The first dish was Asian inspired: Tiger prawns lacquered by a soja, honey and liquorice mixture. You mix 20 g of honey with 5 cl od soya and 1 1/2 teaspoon of liquorice powder. Mix the raw, unshelled prawns with the marinade and grill or fry them at high heat. Serve with fresh, diced pineapple and spinach or other green leaves. If you use frozen prawns thaw them first, deshell and dry them before dipping in the marinade.
An easy dish with a subtle but recognizable taste of liquorice. We served it with a cool Gewurztraminer from Alsace, which perfectly suited the Asian characteristics of the dish.The second dish was a magnificent steak flambé in Pernod and served with a potato and chanterelle mash with Persian liquorice added for taste. The steak was served with a warm salad of carrots and fennel and with a sauce based on the juices from the chanterelles, some stock and cream.

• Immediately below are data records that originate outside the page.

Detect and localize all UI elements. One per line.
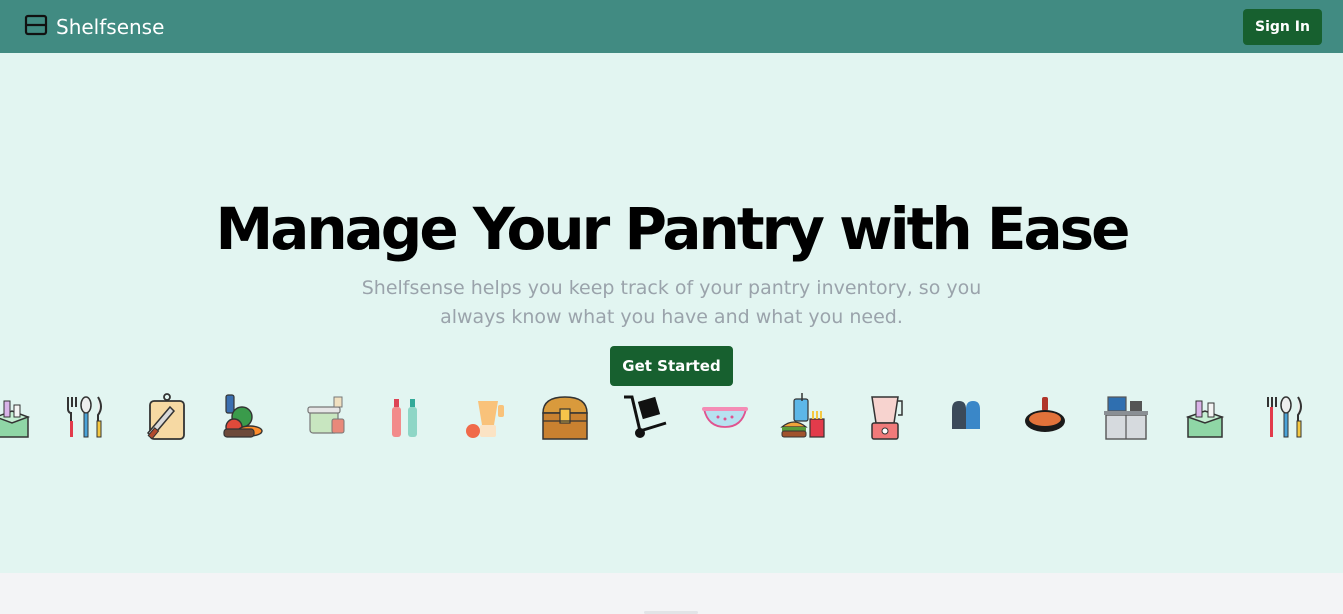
hero-section: Manage Your Pantry with Ease Shelfsense … [0, 53, 1343, 573]
cooking-pot-icon [307, 396, 345, 434]
blender-icon [466, 401, 504, 438]
frying-pan-icon [1025, 397, 1065, 432]
shelf-icon [24, 14, 48, 40]
hero-subtitle: Shelfsense helps you keep track of your … [361, 277, 982, 328]
fast-food-icon [780, 393, 825, 438]
cutting-board-knife-icon [146, 393, 185, 440]
blender-icon [871, 396, 903, 440]
colander-icon [702, 407, 748, 428]
oven-mitts-icon [952, 401, 980, 429]
brand[interactable]: Shelfsense [24, 14, 164, 40]
hand-truck-icon [624, 395, 667, 438]
grocery-box-icon [0, 400, 31, 438]
next-section [0, 573, 1343, 614]
brand-name: Shelfsense [56, 14, 165, 39]
top-navbar: Shelfsense Sign In [0, 0, 1343, 53]
treasure-chest-icon [542, 396, 588, 440]
vegetables-icon [223, 394, 263, 438]
get-started-button[interactable]: Get Started [610, 346, 733, 386]
grocery-box-icon [1185, 400, 1225, 438]
kitchen-counter-icon [1104, 396, 1148, 440]
hero-title: Manage Your Pantry with Ease [215, 195, 1131, 263]
kitchen-icon-carousel [0, 393, 1343, 453]
utensils-icon [67, 396, 102, 438]
sign-in-button[interactable]: Sign In [1243, 8, 1322, 45]
bottles-icon [392, 399, 417, 437]
utensils-icon [1267, 396, 1302, 438]
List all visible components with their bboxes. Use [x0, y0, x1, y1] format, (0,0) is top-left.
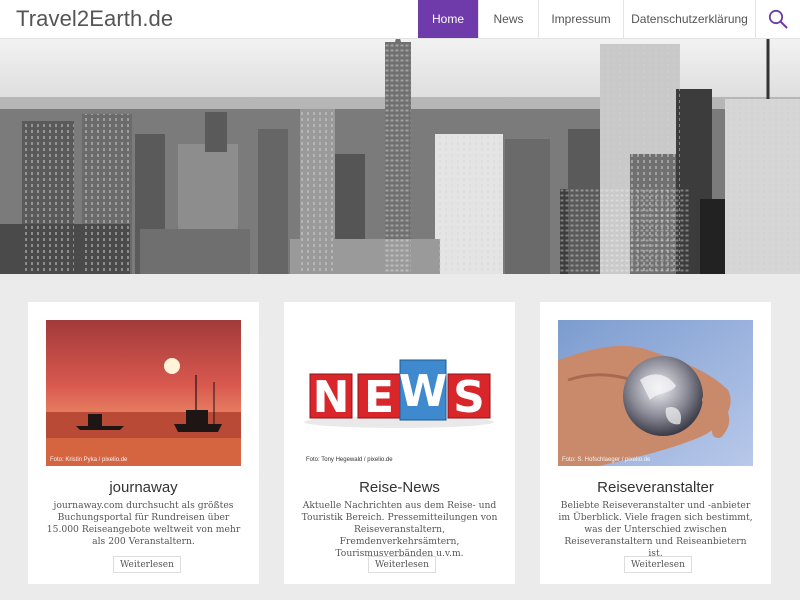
card-text: Beliebte Reiseveranstalter und -anbieter… — [558, 500, 753, 559]
card-image[interactable]: Foto: S. Hofschlaeger / pixelio.de — [558, 320, 753, 466]
card-text: journaway.com durchsucht als größtes Buc… — [46, 500, 241, 547]
nav-item-impressum[interactable]: Impressum — [538, 0, 623, 38]
card-reiseveranstalter: Foto: S. Hofschlaeger / pixelio.de Reise… — [540, 302, 771, 584]
glass-globe-hand-image — [558, 320, 753, 466]
image-credit: Foto: S. Hofschlaeger / pixelio.de — [562, 457, 651, 463]
card-text: Aktuelle Nachrichten aus dem Reise- und … — [301, 500, 498, 559]
site-title[interactable]: Travel2Earth.de — [16, 6, 173, 32]
search-icon — [768, 9, 788, 29]
sunset-sea-image — [46, 320, 241, 466]
card-image[interactable]: N E W S Foto: Tony Hegewald / pixelio.de — [302, 320, 497, 466]
card-reise-news: N E W S Foto: Tony Hegewald / pixelio.de… — [284, 302, 515, 584]
news-letter-n: N — [313, 372, 350, 423]
card-image[interactable]: Foto: Kristin Pyka / pixelio.de — [46, 320, 241, 466]
image-credit: Foto: Kristin Pyka / pixelio.de — [50, 457, 128, 463]
card-journaway: Foto: Kristin Pyka / pixelio.de journawa… — [28, 302, 259, 584]
card-title[interactable]: journaway — [28, 479, 259, 496]
nav-item-news[interactable]: News — [478, 0, 538, 38]
nav-item-home[interactable]: Home — [418, 0, 478, 38]
news-letter-w: W — [399, 366, 448, 417]
nav-item-datenschutzerklaerung[interactable]: Datenschutzerklärung — [623, 0, 755, 38]
search-button[interactable] — [755, 0, 800, 38]
news-letter-s: S — [453, 372, 485, 423]
main-nav: Home News Impressum Datenschutzerklärung — [418, 0, 800, 38]
news-letter-e: E — [364, 372, 394, 423]
card-title[interactable]: Reiseveranstalter — [540, 479, 771, 496]
news-letters-image: N E W S — [302, 320, 497, 466]
site-header: Travel2Earth.de Home News Impressum Date… — [0, 0, 800, 39]
read-more-button[interactable]: Weiterlesen — [113, 556, 181, 573]
hero-image — [0, 39, 800, 274]
card-title[interactable]: Reise-News — [284, 479, 515, 496]
read-more-button[interactable]: Weiterlesen — [624, 556, 692, 573]
read-more-button[interactable]: Weiterlesen — [368, 556, 436, 573]
image-credit: Foto: Tony Hegewald / pixelio.de — [306, 457, 393, 463]
city-skyline-image — [0, 39, 800, 274]
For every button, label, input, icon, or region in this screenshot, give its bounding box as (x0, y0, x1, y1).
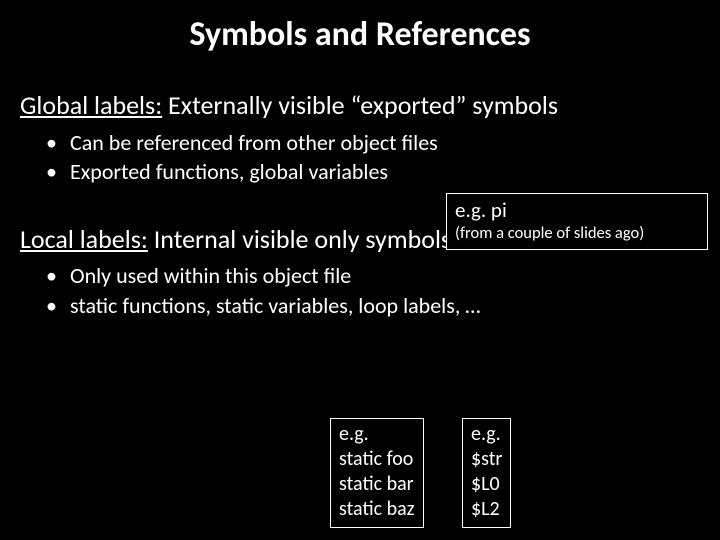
example-box-pi: e.g. pi (from a couple of slides ago) (446, 193, 708, 250)
box-line: static bar (339, 472, 415, 497)
global-desc: Externally visible “exported” symbols (162, 89, 558, 121)
bullet-item: Only used within this object file (70, 261, 720, 291)
box-line: (from a couple of slides ago) (455, 223, 699, 244)
example-box-labels: e.g. $str $L0 $L2 (462, 418, 511, 528)
section-global: Global labels: Externally visible “expor… (0, 89, 720, 122)
local-label: Local labels: (20, 223, 148, 255)
bullet-item: Exported functions, global variables (70, 157, 720, 187)
box-line: e.g. pi (455, 197, 699, 223)
box-line: static foo (339, 447, 415, 472)
box-line: $L0 (471, 472, 502, 497)
box-line: e.g. (471, 422, 502, 447)
bullet-item: Can be referenced from other object file… (70, 128, 720, 158)
local-desc: Internal visible only symbols (148, 223, 451, 255)
box-line: static baz (339, 497, 415, 522)
global-label: Global labels: (20, 89, 162, 121)
box-line: e.g. (339, 422, 415, 447)
example-box-static: e.g. static foo static bar static baz (330, 418, 424, 528)
box-line: $str (471, 447, 502, 472)
box-line: $L2 (471, 497, 502, 522)
local-bullets: Only used within this object file static… (0, 261, 720, 320)
bullet-item: static functions, static variables, loop… (70, 291, 720, 321)
slide-title: Symbols and References (0, 0, 720, 75)
global-bullets: Can be referenced from other object file… (0, 128, 720, 187)
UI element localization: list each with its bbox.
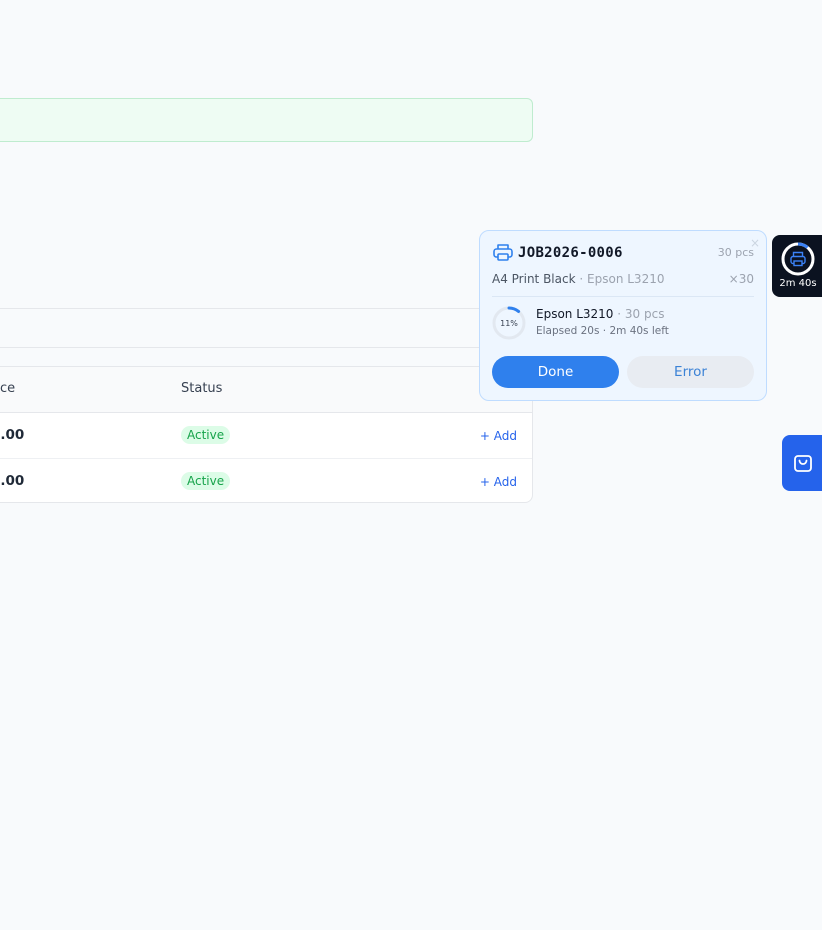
job-printer: Epson L3210 <box>587 272 665 286</box>
remaining-time: 2m 40s left <box>609 325 669 337</box>
status-badge: Active <box>181 426 231 444</box>
section-divider <box>0 308 533 348</box>
price-cell: 2.00 <box>0 473 25 489</box>
progress-percent: 11% <box>500 318 518 328</box>
job-details: A4 Print Black · Epson L3210 ×30 <box>492 272 754 286</box>
separator-dot: · <box>617 307 622 321</box>
price-cell: 3.00 <box>0 427 25 443</box>
status-badge: Active <box>181 472 231 490</box>
card-divider <box>492 296 754 297</box>
error-button[interactable]: Error <box>627 356 754 388</box>
products-table: rice Status 3.00 Active + Add 2.00 Activ… <box>0 366 533 503</box>
separator-dot: · <box>602 325 607 337</box>
job-header: JOB2026-0006 30 pcs <box>492 243 754 265</box>
job-quantity: 30 pcs <box>717 246 754 259</box>
progress-title: Epson L3210 · 30 pcs <box>536 307 664 321</box>
timer-ring <box>781 242 815 276</box>
elapsed-time: Elapsed 20s <box>536 325 600 337</box>
timer-text: 2m 40s <box>779 278 817 289</box>
job-product: A4 Print Black <box>492 272 576 286</box>
print-timer-widget[interactable]: 2m 40s <box>772 235 822 297</box>
table-row: 2.00 Active + Add <box>0 459 532 502</box>
printer-icon <box>790 251 806 267</box>
add-button[interactable]: + Add <box>480 429 517 443</box>
done-button[interactable]: Done <box>492 356 619 388</box>
progress-printer: Epson L3210 <box>536 307 614 321</box>
cart-button[interactable] <box>782 435 822 491</box>
add-button[interactable]: + Add <box>480 475 517 489</box>
table-row: 3.00 Active + Add <box>0 413 532 459</box>
printer-icon <box>493 244 513 261</box>
shopping-bag-icon <box>794 455 812 472</box>
status-column-header: Status <box>181 381 223 396</box>
print-job-card: × JOB2026-0006 30 pcs A4 Print Black · E… <box>479 230 767 401</box>
price-column-header: rice <box>0 381 16 396</box>
separator-dot: · <box>579 272 584 286</box>
progress-meta: Elapsed 20s · 2m 40s left <box>536 325 669 337</box>
job-id: JOB2026-0006 <box>518 245 623 261</box>
success-banner <box>0 98 533 142</box>
progress-quantity: 30 pcs <box>624 307 665 321</box>
table-header: rice Status <box>0 367 532 413</box>
job-multiplier: ×30 <box>728 272 754 286</box>
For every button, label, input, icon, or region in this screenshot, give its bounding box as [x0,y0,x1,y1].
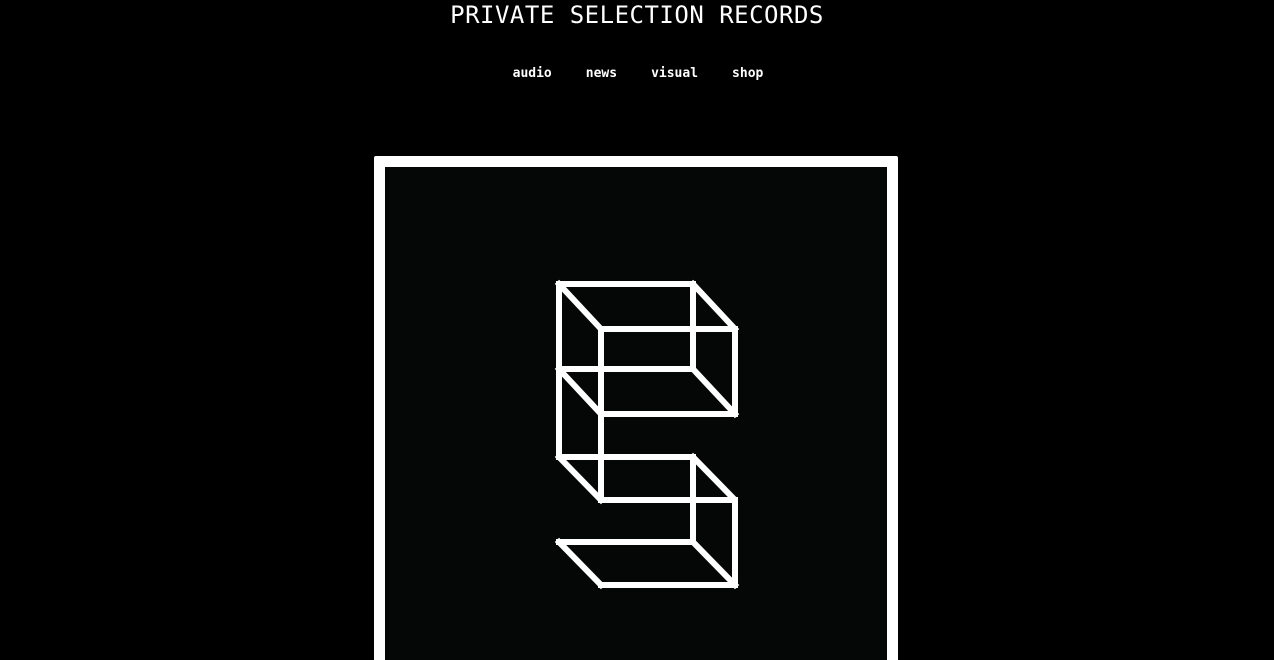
nav-link-audio[interactable]: audio [513,64,552,84]
site-header: PRIVATE SELECTION RECORDS audio news vis… [0,0,1274,120]
main-nav: audio news visual shop [0,64,1274,84]
artwork-frame [374,156,898,660]
nav-link-visual[interactable]: visual [651,64,698,84]
site-title-link[interactable]: PRIVATE SELECTION RECORDS [0,1,1274,29]
nav-link-news[interactable]: news [586,64,617,84]
nav-link-shop[interactable]: shop [732,64,763,84]
artwork-image[interactable] [385,167,887,660]
s-cube-logo-icon [554,279,740,590]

It all blended together in an exquisitely subtle taste of mushrooms, liquorice and meat. Commendable! Not least when served with a hearty red Chateauneuf-de-pape 2008.What followed was more of an experiment: a mixture of dry white wine and cream with liquorice powder added, boiled down. You add parsley. In a dish you place half a pear, which have been poached in water, liquorice and honey. You gratinate the dish and serve with slices of a good ripe Camembert at room temperature on top.Not to everybody’s taste but nevertheless also an exciting blend of tastes from the cheese, the liquorice and the pear. It was served with a Passito de Pantellerea, which was not the best choice. Another fortified wine such as a Port, or a Sauternes or even a light red wine, would have worked better.The last dish was dessert. A pear crumble where the pears had been caramalised in butter sugar and liquorice, covered with a crumble dough sprinkled with liquorice – this time italian liquorice pastils crushed to powder.
The crumble is baked in the oven and turned upside down for serving.
In particular the caramalised pears and juices of the pears with a sweet taste of liquorice was to die for. An altogether very tasty and almost exotic crumble. It was served splendidly with a red Port and some chipped cream.
All in all an evening which demonstrated the versatility of liquorice. In each dish the added liquorice powder enhanced flavours already present in the dish and added a subtle undertone of earth, sweet-sour and complexity. Personally I will certainly look more to liquorice powder in the future if I need to emphasise some flavours while also making a dish more earth-bound.